If your house has thin walls, your kids are eventually going to overhear something. Reply with an answer that conveys something positive, says Dr. Stacy. “It’s a good opportunity to say that you were ‘enjoying private time with dad where we cuddle, laugh and love each other,’” she says. “It’s important for kids to understand that just like they need their time to themselves, so does mom and dad.”
You thought you’d hidden that vibrator far away from prying eyes, but then your daughter goes looking for the nail-polish remover and…oops. Take a deep breath and stay calm, because you don’t want your child thinking he or she did something wrong. “At the same time you want your kid to know that the toy is for grown-ups,” Dr. Stacy says. “You can tell your child that it’s a tool you use for massage or that ‘it’s an adult toy just like you have their own kid toys’ and then change the subject. The less of a big deal you make, the less of a reaction you will get.”
Your kids may honestly think that if you've told them there are no more little brothers or sisters planned, you’ve closed up shop for good. But honesty is important when it comes to talking to your kid about sex, Dr. Stacy says. “When answering this question, I suggest you give a minimal answer such as ‘Sex is meant to be enjoyable and can be shared in a fun and loving way in addition to making babies,’ and then ask if you answered his or her question,” she says. “If your child wants more info, give a longer explanation but always watch his or her body language or reactions—your kids will let you know when enough information is enough and you want to do your best to follow their lead.”
As your kids get a little older and are working their way through the messages about sex they’re getting in the media and from peers, they may want to know more about your family values. The way you answer this question is about as personal a decision as there is. “I believe it’s important that kids know that you are able to care for and trust more than one person in your life, and that you once felt connected to someone other than their dad,” Dr.
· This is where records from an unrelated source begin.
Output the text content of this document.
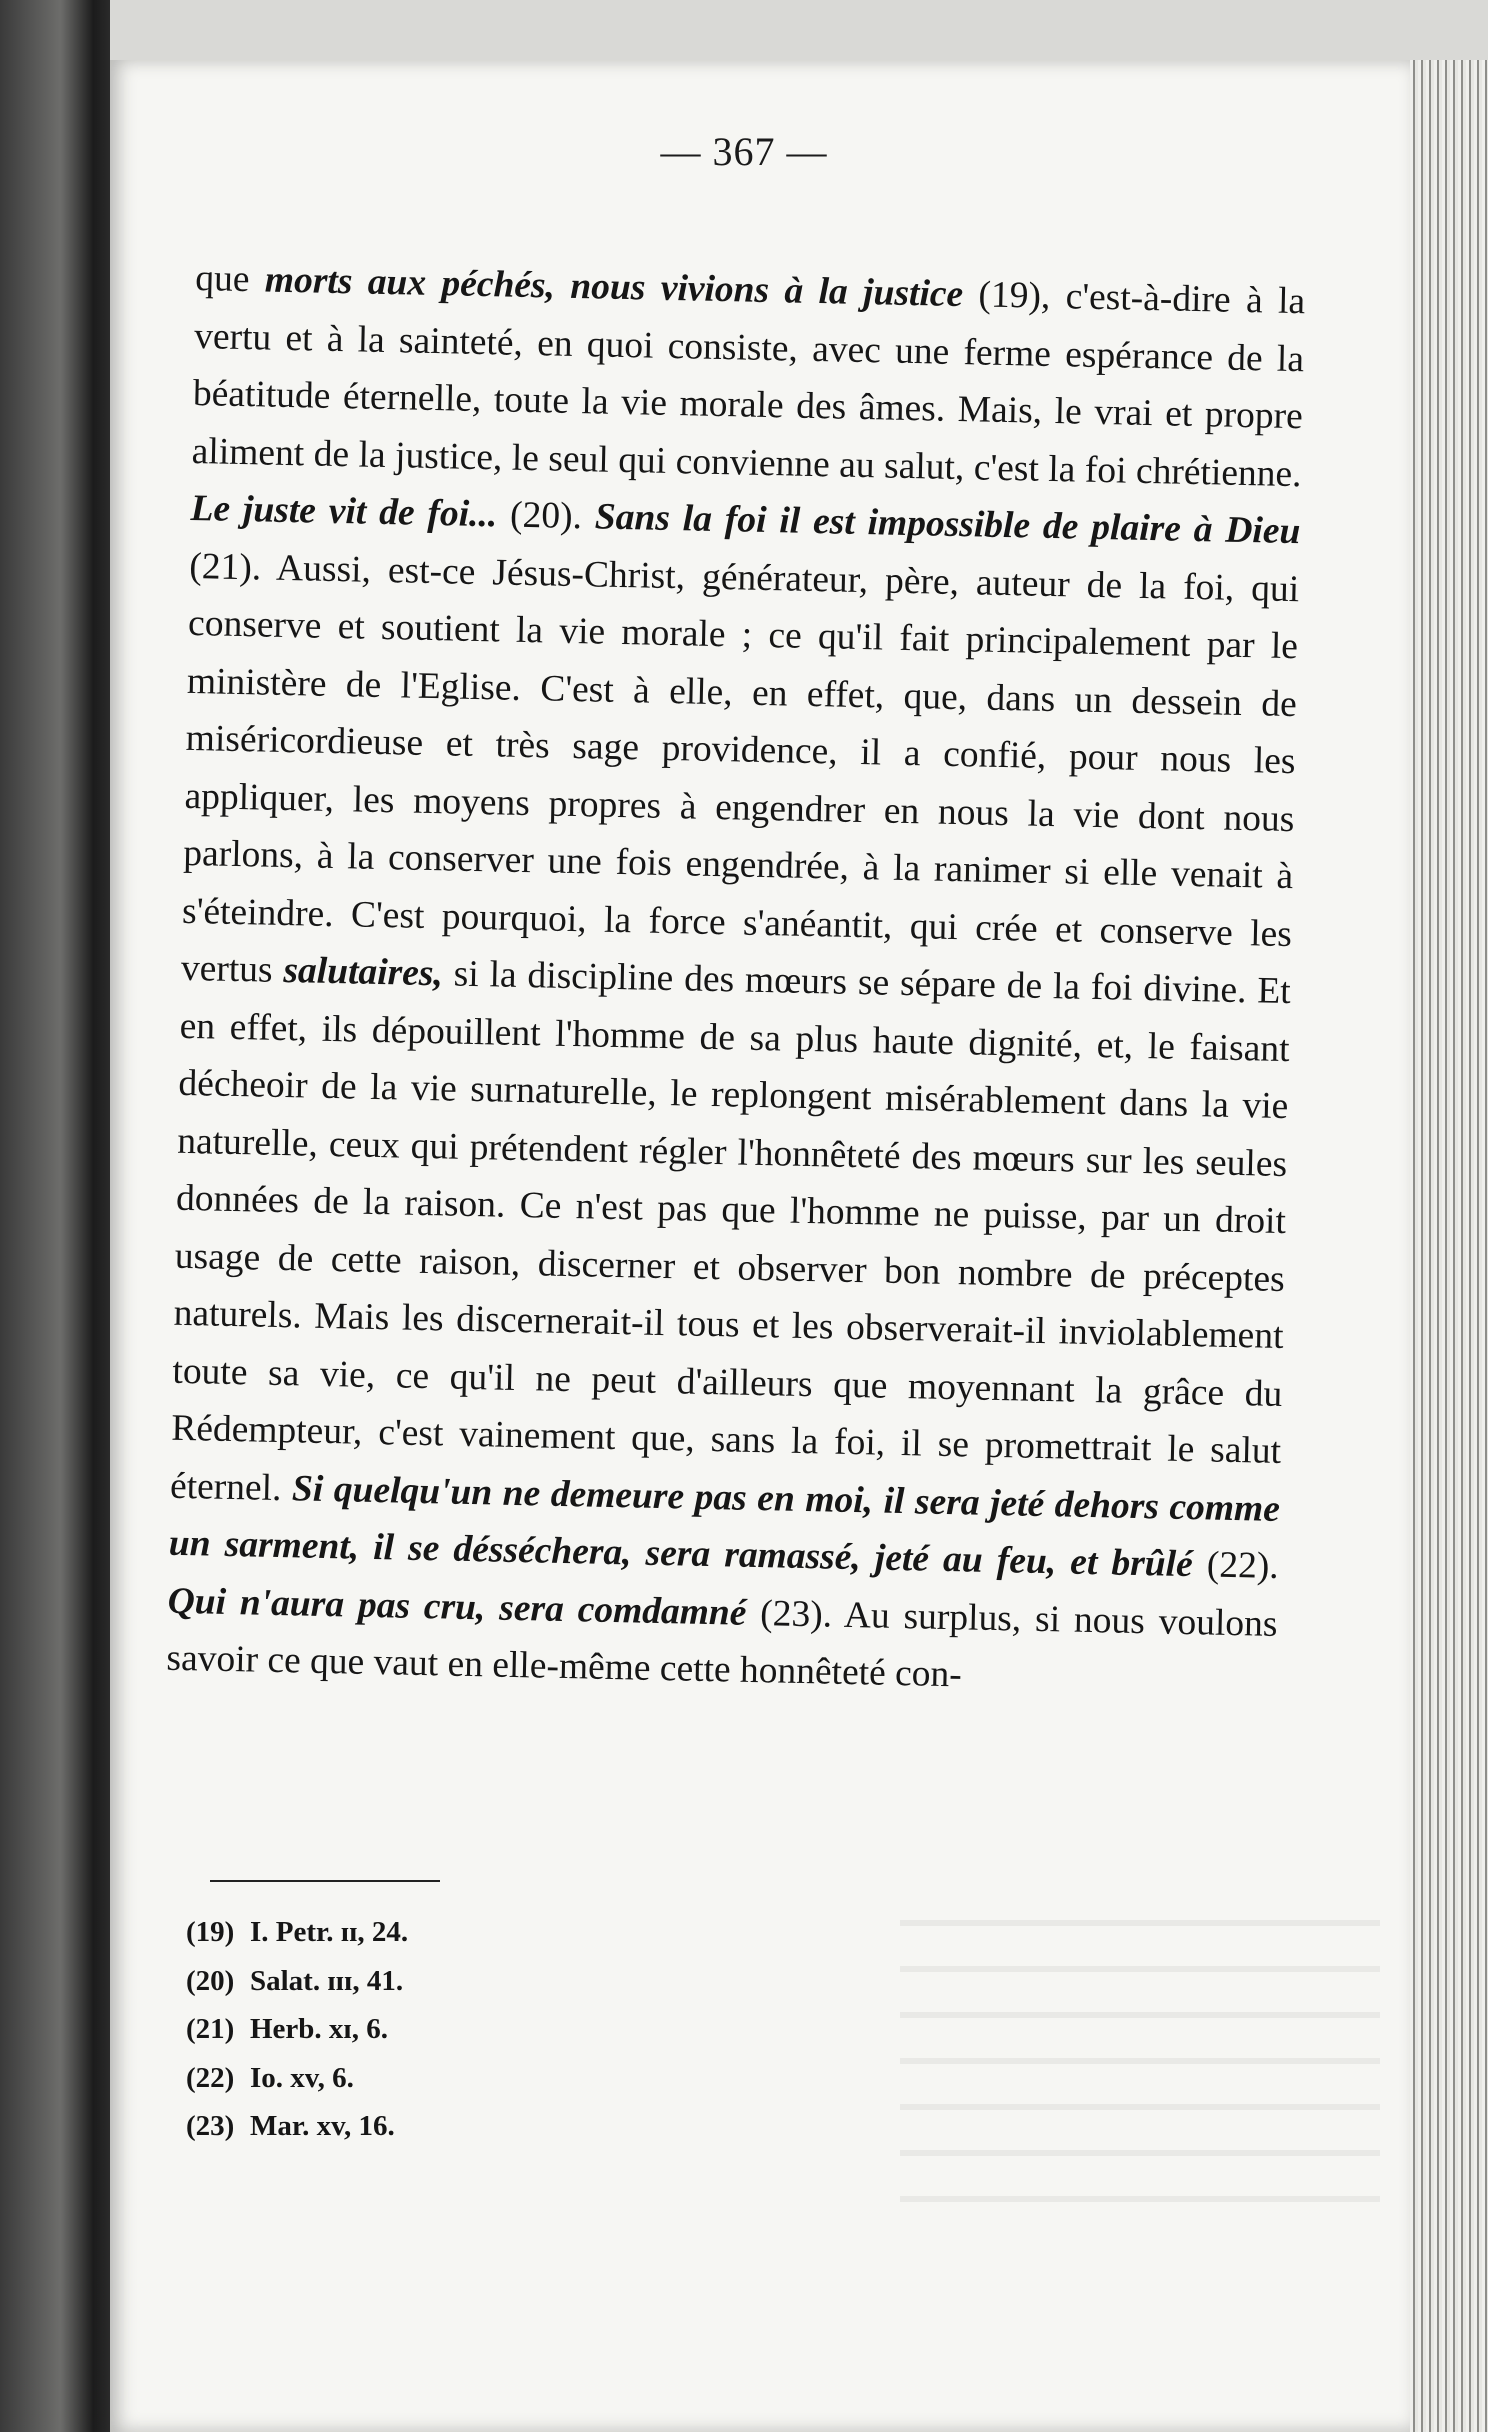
— 367 —

que morts aux péchés, nous vivions à la justice (19), c'est-à-dire à la vertu et à la sainteté, en quoi consiste, avec une ferme espérance de la béatitude éternelle, toute la vie morale des âmes. Mais, le vrai et propre aliment de la justice, le seul qui convienne au salut, c'est la foi chrétienne. Le juste vit de foi... (20). Sans la foi il est impossible de plaire à Dieu (21). Aussi, est-ce Jésus-Christ, générateur, père, auteur de la foi, qui conserve et soutient la vie morale ; ce qu'il fait principalement par le ministère de l'Eglise. C'est à elle, en effet, que, dans un dessein de miséricordieuse et très sage providence, il a confié, pour nous les appliquer, les moyens propres à engendrer en nous la vie dont nous parlons, à la conserver une fois engendrée, à la ranimer si elle venait à s'éteindre. C'est pourquoi, la force s'anéantit, qui crée et conserve les vertus salutaires, si la discipline des mœurs se sépare de la foi divine. Et en effet, ils dépouillent l'homme de sa plus haute dignité, et, le faisant décheoir de la vie surnaturelle, le replongent misérablement dans la vie naturelle, ceux qui prétendent régler l'honnêteté des mœurs sur les seules données de la raison. Ce n'est pas que l'homme ne puisse, par un droit usage de cette raison, discerner et observer bon nombre de préceptes naturels. Mais les discernerait-il tous et les observerait-il inviolablement toute sa vie, ce qu'il ne peut d'ailleurs que moyennant la grâce du Rédempteur, c'est vainement que, sans la foi, il se promettrait le salut éternel. Si quelqu'un ne demeure pas en moi, il sera jeté dehors comme un sarment, il se désséchera, sera ramassé, jeté au feu, et brûlé (22). Qui n'aura pas cru, sera comdamné (23). Au surplus, si nous voulons savoir ce que vaut en elle-même cette honnêteté con-

(19) I. Petr. ɪɪ, 24.
(20) Salat. ɪɪɪ, 41.
(21) Herb. xɪ, 6.
(22) Io. xv, 6.
(23) Mar. xv, 16.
Stacy says. “They can know that sex is enjoyable and can happen with other people, but they should also be assured that their dad was your favorite—you fell in love and wanted to have a family with him.”
Your goal is to educate honestly and without fear, Dr. Stacy says, especially if this question is from your teenage daughter, who may be contemplating what her first time will be like. Therefore, she advises compassionate honesty: “Yes, sometimes it can hurt the first time, but when you are in a loving relationship, sex can be really wonderful.”